Understanding void* against intptr_t and uintptr_t

Question

This is the code I'm testing:

int value = 0;
void* addyvoid = static_cast<void*>(&value); // C++-style cast.

it works perfectly, but I could use uintptr_t / intptr_t. But they are not good for holding pointers as people said here because they are too big. So, is this true? If yes, however, for holding pointers using void* would be better, but will there be a loss of data?

Answer 1

The purpose of intptr_t and uintptr_t is that in some applications, you actually do need to do some sort of numeric computation on pointer values, perhaps by flipping individual bits, perhaps by XORing them, etc. In those cases, when you need to work with the numeric value of a pointer, intptr_t and uintptr_t are integer types that (if they exist) are guaranteed to be large enough to hold any pointer. This is not true of, say, int, since int's size relative to pointer sizes isn't specified.

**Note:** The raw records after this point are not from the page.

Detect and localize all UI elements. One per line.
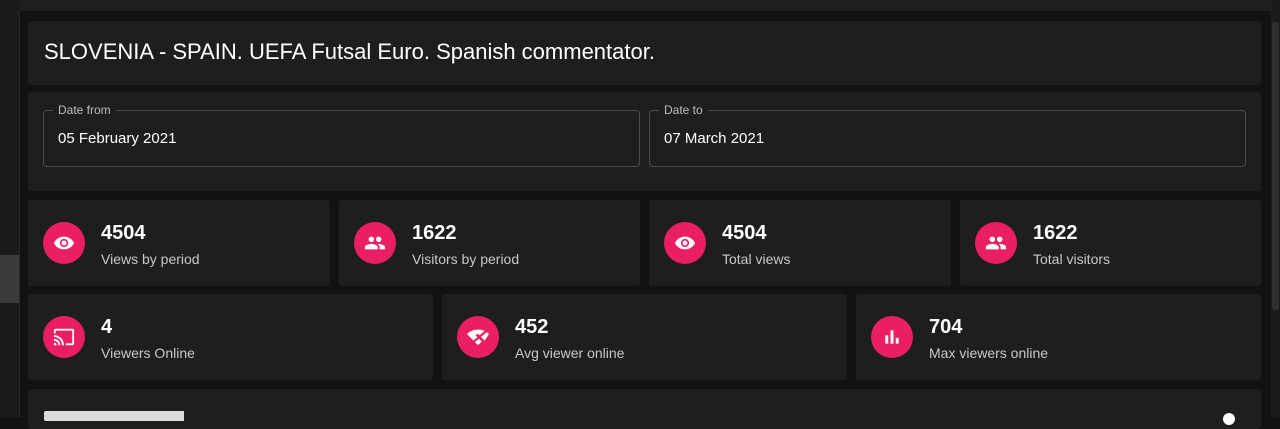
side-navigation-rail[interactable] (0, 0, 20, 417)
stat-label: Total views (722, 251, 791, 267)
people-icon (975, 222, 1017, 264)
stat-total-visitors: 1622 Total visitors (960, 200, 1261, 286)
date-to-value[interactable]: 07 March 2021 (664, 130, 764, 147)
bar-chart-icon (871, 316, 913, 358)
stat-avg-viewer-online: 452 Avg viewer online (442, 294, 847, 380)
date-from-field[interactable]: Date from 05 February 2021 (43, 103, 640, 167)
date-from-label: Date from (53, 103, 116, 117)
page-scrollbar[interactable] (1271, 0, 1280, 417)
stat-value: 1622 (412, 222, 457, 244)
eye-icon (664, 222, 706, 264)
stat-visitors-by-period: 1622 Visitors by period (339, 200, 640, 286)
stat-label: Viewers Online (101, 345, 195, 361)
menu-icon[interactable] (1223, 413, 1235, 425)
stat-value: 4504 (101, 222, 146, 244)
stat-value: 1622 (1033, 222, 1078, 244)
wifi-off-icon (457, 316, 499, 358)
stat-viewers-online: 4 Viewers Online (28, 294, 433, 380)
scrollbar-thumb[interactable] (1272, 22, 1279, 310)
stat-value: 4504 (722, 222, 767, 244)
stat-label: Avg viewer online (515, 345, 625, 361)
stat-total-views: 4504 Total views (649, 200, 951, 286)
stat-value: 452 (515, 316, 549, 338)
viewers-chart-card (28, 389, 1261, 429)
stat-max-viewers-online: 704 Max viewers online (856, 294, 1261, 380)
cut-off-heading (44, 411, 184, 421)
stat-label: Visitors by period (412, 251, 520, 267)
date-to-label: Date to (659, 103, 708, 117)
stat-label: Max viewers online (929, 345, 1049, 361)
stat-value: 704 (929, 316, 963, 338)
page-title: SLOVENIA - SPAIN. UEFA Futsal Euro. Span… (44, 39, 655, 64)
date-range-card: Date from 05 February 2021 Date to 07 Ma… (28, 92, 1261, 191)
date-from-value[interactable]: 05 February 2021 (58, 130, 176, 147)
stat-label: Views by period (101, 251, 200, 267)
active-nav-item[interactable] (0, 255, 19, 303)
date-to-field[interactable]: Date to 07 March 2021 (649, 103, 1246, 167)
stat-value: 4 (101, 316, 113, 338)
cast-icon (43, 316, 85, 358)
stat-label: Total visitors (1033, 251, 1111, 267)
people-icon (354, 222, 396, 264)
eye-icon (43, 222, 85, 264)
title-card: SLOVENIA - SPAIN. UEFA Futsal Euro. Span… (28, 21, 1261, 85)
stat-views-by-period: 4504 Views by period (28, 200, 330, 286)
top-app-bar (19, 0, 1280, 11)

Because it's fundamentally unsafe to do these conversions, C++ requires that you use reinterpret_cast to convert to and from intptr_t and uintptr_t and pointer types.

If all that you're doing is storing "a pointer to something," and provided that pointer isn't a function pointer or a member function pointer, you can just cast it to void*. That cast is guaranteed to work and the conversion from void* back to the original type only requires a static_cast and is guaranteed to be safe.

The size of intptr_t and uintptr_t isn't a good reason to avoid them. They're just for different applications. If you need to do numeric computations on pointers, use those types. Otherwise, if you just need to store "a pointer to something," use a void*.